Chuck Ebert owns Cabin Record Co.
Chuck Ebert owns Cabin Record Co.
Karen Gavis

Inside Chuck Ebert's Recording Studio in a Cabin Outside Fort Worth

On the outskirts of Fort Worth, just past an iron gate with a musical note ornament, sits the cabin.

Actually, two cabins are located on the five acres. One is a home built with logs from Willie Nelson’s original roadhouse. The other is a recording studio so serene it borders on the sacred. But don’t let that fool you. From its pine log walls to its gold-plated microphone, the cabin was created specifically for sound.

“It’s actually an eco-friendly studio,” says Chuck Ebert, who owns Cabin Record Co., a division of Axon Entertainment. “We do A to Z in the music industry. We’re an independent label on a major scale.”

Ebert, a Grammy Award-winning producer, has worked with artists like Kris Kristofferson, The Jordanaires and the Dixie Chicks. Currently, he’s working with Jeff Clayborn, whose “Caddy in the Campground” is climbing the country music charts and whose full CD is due out this fall.

Sitting in a control room with 18-foot ceilings, Ebert shared how the initial lyrics for “Caddy in the Campground” had been hastily scrawled on a napkin at the Grammys a few years ago. The song’s music video stars a daddy’s girl who takes a wrong turn in her Cadillac and ends up mystifying some male campers.

Things have changed a bit since Ebert entered the music business 30 years ago. His hair’s not as long, and he no longer lays carpet between gigs. He also says there’s not as much pay involved for artists and publishers, but it’s easier than ever for musicians to get their music out there with Spotify, iTunes, Amazon and YouTube.
No matter what the format, he says he’s here to help.

Although Ebert hails from Bossier City, Louisiana, and has worked in places like Nashville, New York and Los Angeles, he’s made Fort Worth home.
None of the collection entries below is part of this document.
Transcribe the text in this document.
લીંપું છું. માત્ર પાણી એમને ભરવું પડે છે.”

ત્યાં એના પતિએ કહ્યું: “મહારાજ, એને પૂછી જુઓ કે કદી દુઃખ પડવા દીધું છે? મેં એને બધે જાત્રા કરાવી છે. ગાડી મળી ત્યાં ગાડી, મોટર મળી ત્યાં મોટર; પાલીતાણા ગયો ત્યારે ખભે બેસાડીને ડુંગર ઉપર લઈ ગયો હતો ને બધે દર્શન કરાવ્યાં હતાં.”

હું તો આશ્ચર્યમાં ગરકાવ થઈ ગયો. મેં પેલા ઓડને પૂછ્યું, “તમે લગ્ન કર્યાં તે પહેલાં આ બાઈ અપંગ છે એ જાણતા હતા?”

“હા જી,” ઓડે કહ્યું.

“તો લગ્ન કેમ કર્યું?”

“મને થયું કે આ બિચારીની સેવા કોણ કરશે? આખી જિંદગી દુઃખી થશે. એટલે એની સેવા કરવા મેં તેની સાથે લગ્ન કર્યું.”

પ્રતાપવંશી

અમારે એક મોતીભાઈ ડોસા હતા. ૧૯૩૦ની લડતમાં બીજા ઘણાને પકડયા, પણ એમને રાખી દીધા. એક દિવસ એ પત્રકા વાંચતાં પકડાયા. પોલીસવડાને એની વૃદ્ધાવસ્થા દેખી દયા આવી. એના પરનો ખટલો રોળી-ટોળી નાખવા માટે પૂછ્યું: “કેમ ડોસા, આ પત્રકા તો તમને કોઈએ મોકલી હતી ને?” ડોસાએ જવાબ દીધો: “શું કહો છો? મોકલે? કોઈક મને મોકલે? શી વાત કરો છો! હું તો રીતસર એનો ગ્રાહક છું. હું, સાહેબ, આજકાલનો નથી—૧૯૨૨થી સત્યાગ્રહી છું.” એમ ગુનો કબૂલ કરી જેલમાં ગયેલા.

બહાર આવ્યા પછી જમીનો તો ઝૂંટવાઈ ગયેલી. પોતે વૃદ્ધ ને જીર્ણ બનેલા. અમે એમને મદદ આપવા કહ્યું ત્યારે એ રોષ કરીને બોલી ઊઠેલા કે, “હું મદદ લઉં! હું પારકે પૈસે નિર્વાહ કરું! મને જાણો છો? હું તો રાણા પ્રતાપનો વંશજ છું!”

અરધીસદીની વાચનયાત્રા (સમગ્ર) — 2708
In 2009, he and his wife, Katy Gaby, a singer/songwriter and multi-talented musician, opened their recording studio.

“It’s 2,400 square feet of recording bliss,” he says of the former barn technically located at 1510 Riverbend Street in Azle.

Ebert works his magic from a massive Otari Elite+ console that was once used in Star Wars: Episode 1 — The Phantom Menace. He produces all types of music. But whether it’s country, rock, gospel or indie, he says he uses real musicians and doesn’t use Auto-Tune.

And he can always tell when the universe aligns.

“Sometimes it’s magic in the mixing,” he says. “Sometimes, it’s in the master. Sometimes, it’s just in the performance.”

Ebert says he does what he does to “get the most out of somebody else [and] watch them achieve what they hear in their head” rather than it just “being an idea in their head that they can’t express.”

“It’s very gratifying to do that,” he says.

Ebert, who started writing songs as a teenager, helped write lyrics on Clayborn’s self-titled EP, and Gaby performed the background vocals.

Although he works with artists everywhere, Ebert says he’d like to raise more awareness about the top-notch engineers and studios here in North Texas.

“Home studios are everywhere,” he says. “But professionally, it’s a small world.”